Tom Cairns

Personal information
- Nationality: British (Northern Irish)
- Born: c.1939

Sport
- Sport: Athletics
- Event(s): Long jump, triple jump
- Club: Short and Harland AC Albert Foundry AC

= Tom Cairns (long jumper) =

Northern Irish athlete

Thomas Cairns (born c. 1939) is a former athlete from Northern Ireland, who represented Northern Ireland at the British Empire and Commmonwealth Games (now Commonwealth Games).

== Biography ==
Carins attended Belfast Royal Academy and was a member of the Short and Harland Athletic Club before he joined the Albert Foundry Athletics Club in Belfast.

He won the long jump title at the 1958 Summer Athletic League trophy meeting but was stronger in the triple jump, winning the championship of Northern Ireland in June 1958. Shortly afterwards he jumped 46ft 5ins, which nearly broke the 24-year-old record set by Eddie Boyce in 1934.

Cairns was named by the Northern Ireland AAA in the final 1958 Northern Irish Team for the forthcoming Empire and Commonwealth Games.
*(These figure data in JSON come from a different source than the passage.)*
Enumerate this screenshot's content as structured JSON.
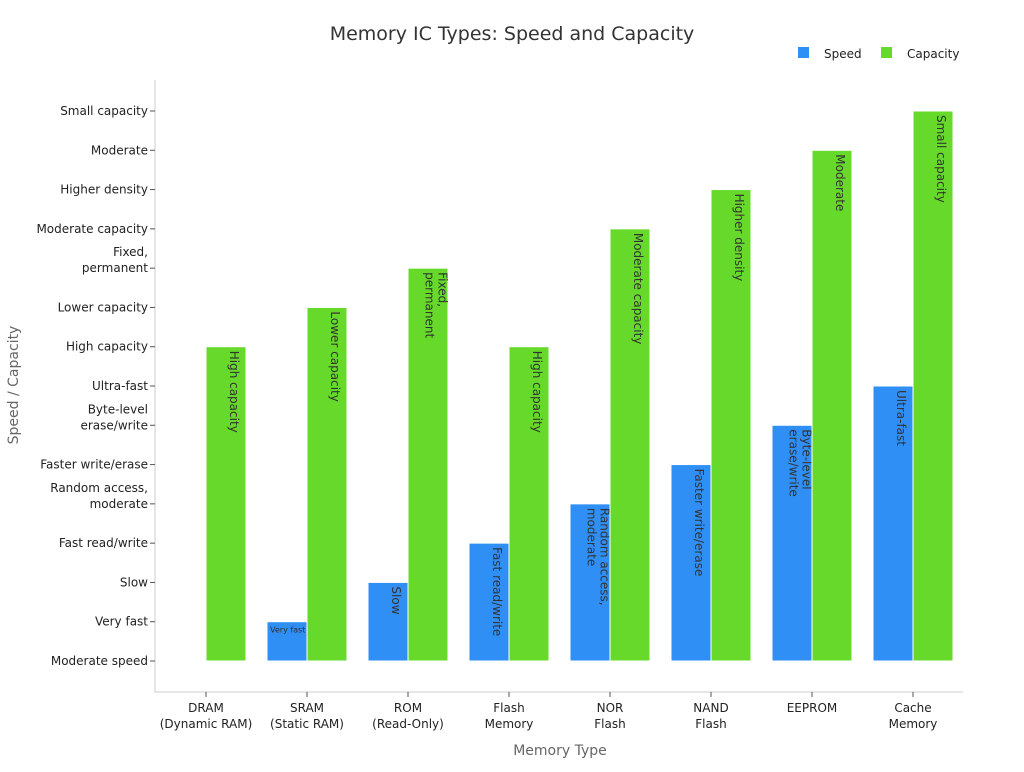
{
  "chart_data": {
    "type": "bar",
    "title": "Memory IC Types: Speed and Capacity",
    "xlabel": "Memory Type",
    "ylabel": "Speed / Capacity",
    "categories": [
      "DRAM\n(Dynamic RAM)",
      "SRAM\n(Static RAM)",
      "ROM\n(Read-Only)",
      "Flash\nMemory",
      "NOR\nFlash",
      "NAND\nFlash",
      "EEPROM",
      "Cache\nMemory"
    ],
    "y_ticks": [
      "Moderate speed",
      "Very fast",
      "Slow",
      "Fast read/write",
      "Random access,\nmoderate",
      "Faster write/erase",
      "Byte-level\nerase/write",
      "Ultra-fast",
      "High capacity",
      "Lower capacity",
      "Fixed,\npermanent",
      "Moderate capacity",
      "Higher density",
      "Moderate",
      "Small capacity"
    ],
    "ylim": [
      -0.75,
      14.75
    ],
    "grid": false,
    "legend_position": "top-right",
    "series": [
      {
        "name": "Speed",
        "color": "#2f8ff5",
        "values": [
          0,
          1,
          2,
          3,
          4,
          5,
          6,
          7
        ],
        "labels": [
          "Moderate speed",
          "Very fast",
          "Slow",
          "Fast read/write",
          "Random access,\nmoderate",
          "Faster write/erase",
          "Byte-level\nerase/write",
          "Ultra-fast"
        ]
      },
      {
        "name": "Capacity",
        "color": "#66d92a",
        "values": [
          8,
          9,
          10,
          8,
          11,
          12,
          13,
          14
        ],
        "labels": [
          "High capacity",
          "Lower capacity",
          "Fixed,\npermanent",
          "High capacity",
          "Moderate capacity",
          "Higher density",
          "Moderate",
          "Small capacity"
        ]
      }
    ]
  }
}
He subsequently competed at the 1958 British Empire and Commonwealth Games in Cardiff, Wales, participating in the two athletics events; the triple jump and long jump.

Cairns attended Queen's University Belfast and was the 1959 Irish triple jump champion. Cairns also played for rugby and was captain of the British Thomson-Houston team.